Since criticizing Drs. Paul and Kirk Cameron’s “Scandinavian Gay Lifespan” study, Dr. Warren Throckmorton has participated in an email exchange over his comments, first with Paul Cameron and then his son, Kirk. That study, you may remember, was presented in a poster session at the Eastern Psychological Association’s convention in Philadelphia last March. Cameron’s subsequent press releases quickly drew a sharp condemnation in an official statement from the EPA’s president, Dr. Phil Hineline.
Dr. Warren Throckmorton has remained on the case. He contacted Danish epidemiologist Dr. Morten Frisch, who responded with a strong rebuke of the Camerons’ methods and conclusion two weeks ago. This prompted Dr. Kirk Cameron, Paul’s son, to mount an unusual defense via a letter he e-mailed to Dr. Throckmorton. (This is, as far as I know, the first time we’ve heard from Kirk directly. His father typically handles such communications.) In that letter, Cameron the younger has the audacity to conclude:
[C]areful examination of our work and of the charges against us reveals that — while no one is perfect, including us — we have performed our work with scientific integrity and honesty.
Today Dr. Throckmorton responded to Cameron’s letter with a thorough analysis of the Camerons’ paper. In it, he highlights a long stream of unsubstantiated assumptions and glaring weakness, all of which builds toward an unproven conclusion (that registered-partnered gays in Scandinavia die some twenty years younger than their heterosexual counterparts), which Cameron used as the basis for a decidedly unscientific publicity campaign. You can read Dr. Throckmorton’s splendid analysis here.

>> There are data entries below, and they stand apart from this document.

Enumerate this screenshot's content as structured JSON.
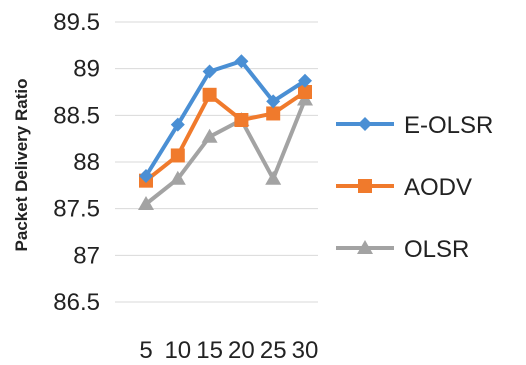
{
  "chart_data": {
    "type": "line",
    "title": "",
    "xlabel": "",
    "ylabel": "Packet Delivery Ratio",
    "categories": [
      "5",
      "10",
      "15",
      "20",
      "25",
      "30"
    ],
    "ylim": [
      86.5,
      89.5
    ],
    "yticks": [
      "89.5",
      "89",
      "88.5",
      "88",
      "87.5",
      "87",
      "86.5"
    ],
    "grid": true,
    "legend": "right",
    "series": [
      {
        "name": "E-OLSR",
        "color": "#4a8fd4",
        "marker": "diamond",
        "values": [
          87.85,
          88.4,
          88.97,
          89.08,
          88.65,
          88.87
        ]
      },
      {
        "name": "AODV",
        "color": "#f07a2c",
        "marker": "square",
        "values": [
          87.8,
          88.07,
          88.72,
          88.45,
          88.52,
          88.75
        ]
      },
      {
        "name": "OLSR",
        "color": "#a3a3a3",
        "marker": "triangle",
        "values": [
          87.55,
          87.82,
          88.27,
          88.45,
          87.82,
          88.67
        ]
      }
    ]
  }
}
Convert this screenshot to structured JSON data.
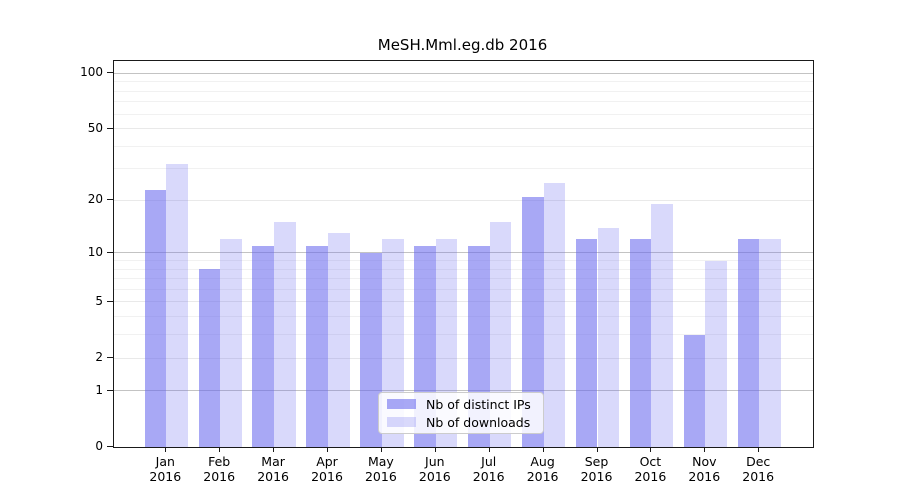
{
  "chart_data": {
    "type": "bar",
    "title": "MeSH.Mml.eg.db 2016",
    "categories": [
      "Jan 2016",
      "Feb 2016",
      "Mar 2016",
      "Apr 2016",
      "May 2016",
      "Jun 2016",
      "Jul 2016",
      "Aug 2016",
      "Sep 2016",
      "Oct 2016",
      "Nov 2016",
      "Dec 2016"
    ],
    "series": [
      {
        "name": "Nb of distinct IPs",
        "color": "rgba(102,102,238,0.57)",
        "values": [
          23,
          8,
          11,
          11,
          10,
          11,
          11,
          21,
          12,
          12,
          3,
          12
        ]
      },
      {
        "name": "Nb of downloads",
        "color": "rgba(102,102,238,0.25)",
        "values": [
          32,
          12,
          15,
          13,
          12,
          12,
          15,
          25,
          14,
          19,
          9,
          12
        ]
      }
    ],
    "xlabel": "",
    "ylabel": "",
    "y_scale": "log1p",
    "y_ticks": [
      0,
      1,
      2,
      5,
      10,
      20,
      50,
      100
    ],
    "y_major_gridlines": [
      1,
      10,
      100
    ],
    "y_mid_gridlines": [
      2,
      5,
      20,
      50
    ],
    "y_minor_gridlines": [
      3,
      4,
      6,
      7,
      8,
      9,
      30,
      40,
      60,
      70,
      80,
      90
    ],
    "ylim": [
      0,
      116
    ],
    "grid": "on",
    "legend_position": "lower-center-inside"
  }
}
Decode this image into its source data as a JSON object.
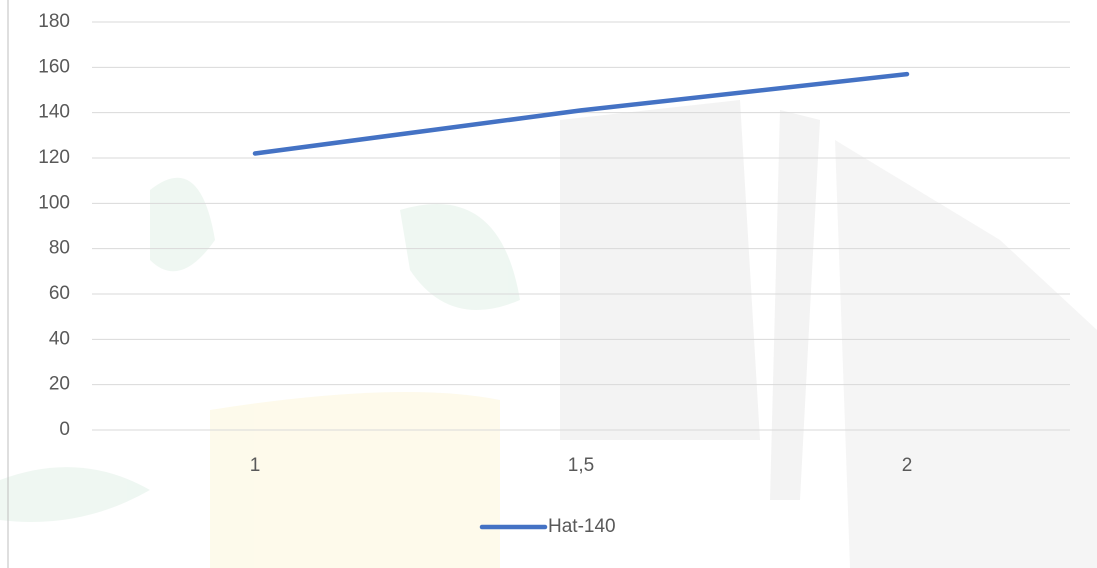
{
  "chart_data": {
    "type": "line",
    "categories": [
      "1",
      "1,5",
      "2"
    ],
    "series": [
      {
        "name": "Hat-140",
        "color": "#4472c4",
        "values": [
          122,
          141,
          157
        ]
      }
    ],
    "ylim": [
      0,
      180
    ],
    "yticks": [
      0,
      20,
      40,
      60,
      80,
      100,
      120,
      140,
      160,
      180
    ],
    "grid": true,
    "legend": "bottom"
  }
}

Dr. Cameron had no sooner posted his analysis when he received a follow-up message from Dr. Frisch, who described Cameron’s work this way:
Although the Camerons’ report has no objective scientific value, the authors should be acknowledged for providing teachers with a humorous example of agenda-driven, pseudo-scientific gobbledygook that will make lessons in elementary study design and scientific inference much more amusing for future epidemiology students.
I don’t think I could have said it better myself.